Your AI bill is mostly wasted tokens
1. Key Themes
Token Costs Are the New Unit Economics for AI Products
Every AI product's profitability hinges on token efficiency. The article frames this starkly: "You pay per token, roughly three-quarters of a word each, on the way in and the way out. Most production apps resend the same system prompt, the same tool list, and the same documents on every call, paying full freight thousands of times a day."
Prompt Caching Is the Single Highest-Leverage Cost Lever
Of all optimization tactics, caching repeated inputs delivers the most dramatic savings with the least quality tradeoff. "Prompt caching alone trims repeated input by up to 90% on Claude."
AI Agents Create Compounding Cost Loops That Demand Architectural Discipline
Multi-step agent loops multiply token waste at every iteration, making the economics of agentic workflows fundamentally different from single-call use cases. The article promises "the agent-loop economics" and "a worked ROI math on a realistic agent workload, so you can size your own savings before you touch a line of code."

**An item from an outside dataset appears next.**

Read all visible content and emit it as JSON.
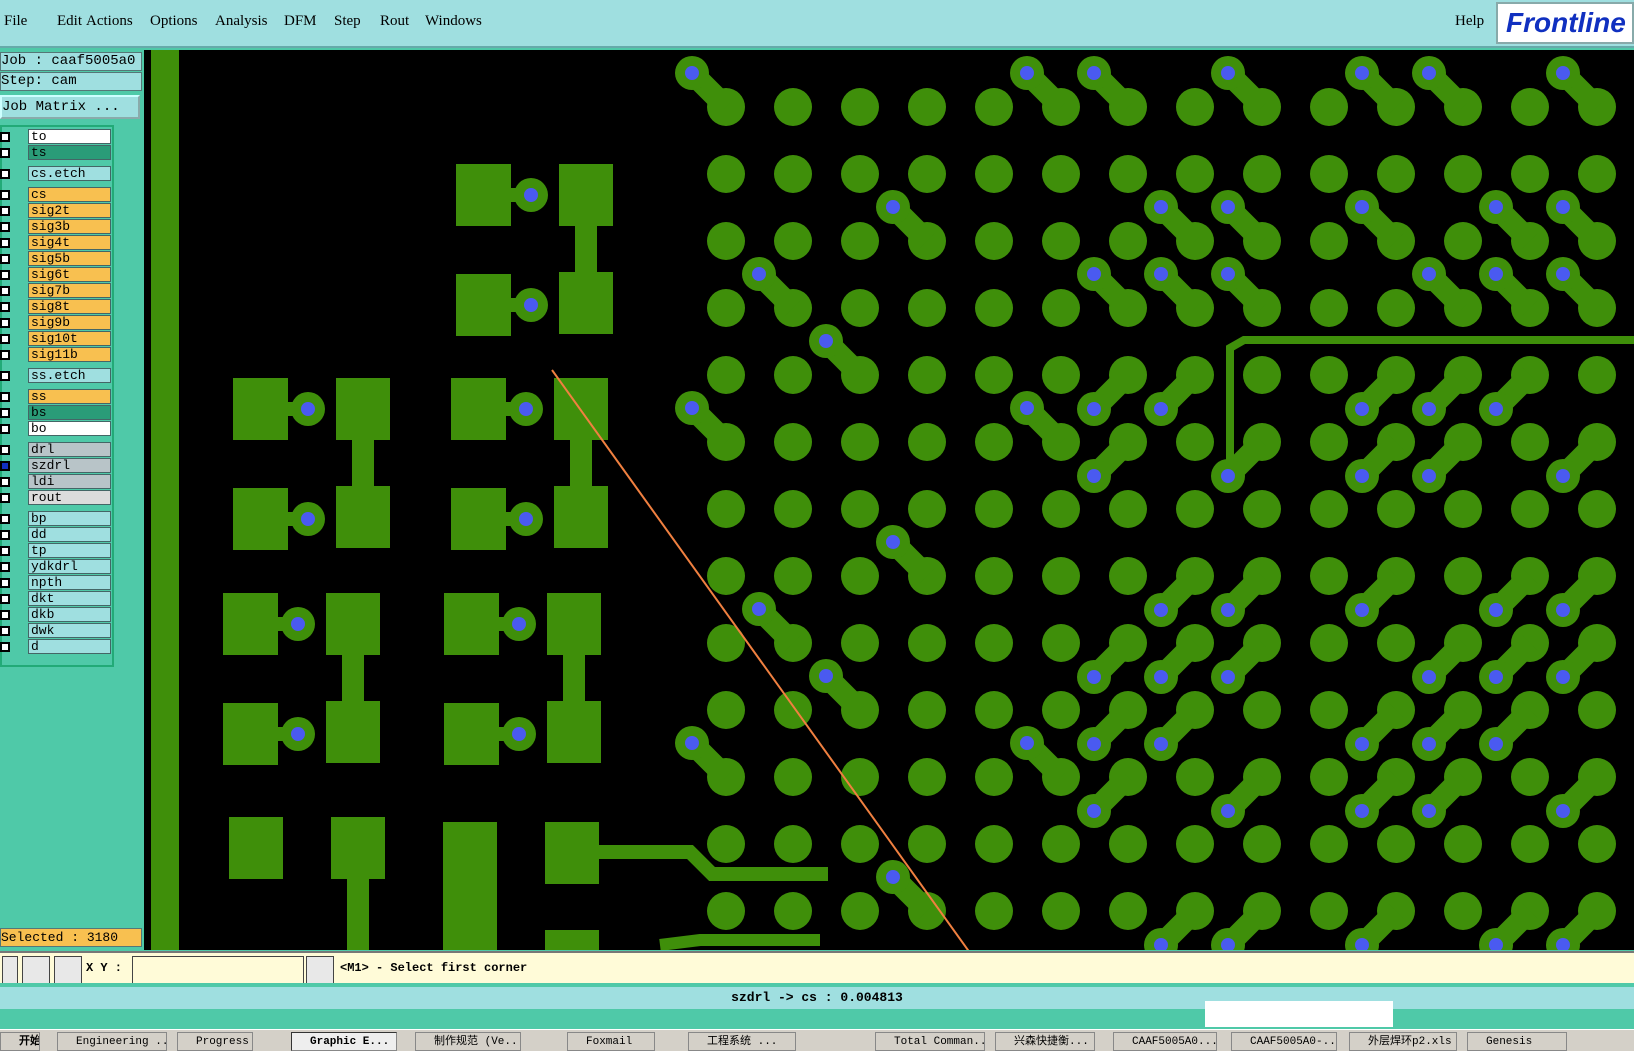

The Research Frontier Is Moving Toward Token Minimization as a Core CS Problem
Token optimization is no longer just a cost concern — it's becoming a computer science research problem in its own right. "A researcher recently pointed Codex at a problem computer scientists file under intractable: finding a provably optimal tokenizer... discovered a family of constraints it named 'cycle constraints,' and produced a provably optimal tokenizer for an entire book in about a day."
2. Contrarian Perspectives
Most teams are paying for waste they don't know exists — and the savings don't require model quality tradeoffs. The common assumption is that reducing AI costs means accepting lower output quality. The article directly challenges this: "Stack the rest of the system and a typical bill drops by half or more, with the output quality held steady." The implication is that the majority of current AI spend is structurally inefficient, not a necessary cost of performance.
The frontier moved "while most teams looked away." The article suggests that the competitive shift toward token efficiency is already underway, but underappreciated. "The frontier moved while most teams looked away, and it moved toward one question: how few tokens does the job actually take." Teams focused on capability improvements may be missing the more immediately actionable optimization layer.
3. Companies Identified
| Company | Description | Why Mentioned | Quote |
|---|---|---|---|
| Claude / Anthropic | Anthropic's flagship LLM | Cited as offering up to 90% cost reduction via prompt caching, making it the primary model referenced for caching mechanics | "Prompt caching alone trims repeated input by up to 90% on Claude." |
| Codex | OpenAI's AI coding tool | Featured as a case study for autonomous research capability and token-efficient problem solving | "A researcher recently pointed Codex at a problem computer scientists file under intractable... produced a provably optimal tokenizer for an entire book in about a day." |
4. People Identified
No named individuals beyond the author are identified in the available article text.
| Person | Description | Why Mentioned | Quote |
|---|---|---|---|
| Ruben Dominguez | Author, The AI Corner newsletter | Wrote the token cost optimization playbook | Byline attribution |
| Unnamed Researcher | Computer scientist / AI researcher | Demonstrated autonomous research loop using Codex to solve a previously intractable tokenizer optimization problem | "A researcher recently pointed Codex at a problem computer scientists file under intractable... discovered a family of constraints it named 'cycle constraints.'" |
5. Operating Insights
Implement prompt caching immediately on any production system with repeated context. The highest-ROI action for any team running Claude in production is restructuring prompts to hit cache — specifically ordering prefixes correctly and setting cache_control breakpoints. "Prompt caching alone trims repeated input by up to 90% on Claude." The article targets a specific "hit-rate target," suggesting this is measurable and manageable.
Replace document-stuffing with targeted retrieval to cut input tokens 30–60%. Rather than sending entire documents to the model, the article advocates for "the retrieval pattern that replaces stuffing whole documents with searching for the chunks that matter" — combined with prompt rewrites that cut input tokens "30 to 60% while holding output quality."
Apply a serialization trick to structured data in agent tool calls. A specific, underutilized tactic mentioned is "the serialization trick that halves the cost of structured data" — applicable within agent and tool call loops where JSON or structured payloads are passed repeatedly.
6. Overlooked Insights
Eight silent failure modes are actively erasing optimization gains. The article references "the 8 failure modes that silently erase your savings, each with the fix" — suggesting that teams who implement caching and retrieval improvements may still be losing savings to invisible leaks. This diagnostic layer is buried in the playbook description but could be the most practically urgent section for teams who've already attempted cost reduction and seen disappointing results.
A 30-day structured rollout is prescribed, starting with measurement. Rather than ad hoc optimization, the article frames token cost reduction as a staged program: "the 30-day rollout from measuring your spend to a fully optimized stack." The emphasis on measuring first implies most teams don't have baseline visibility into where their token spend is actually going — making instrumentation a prerequisite, not an afterthought.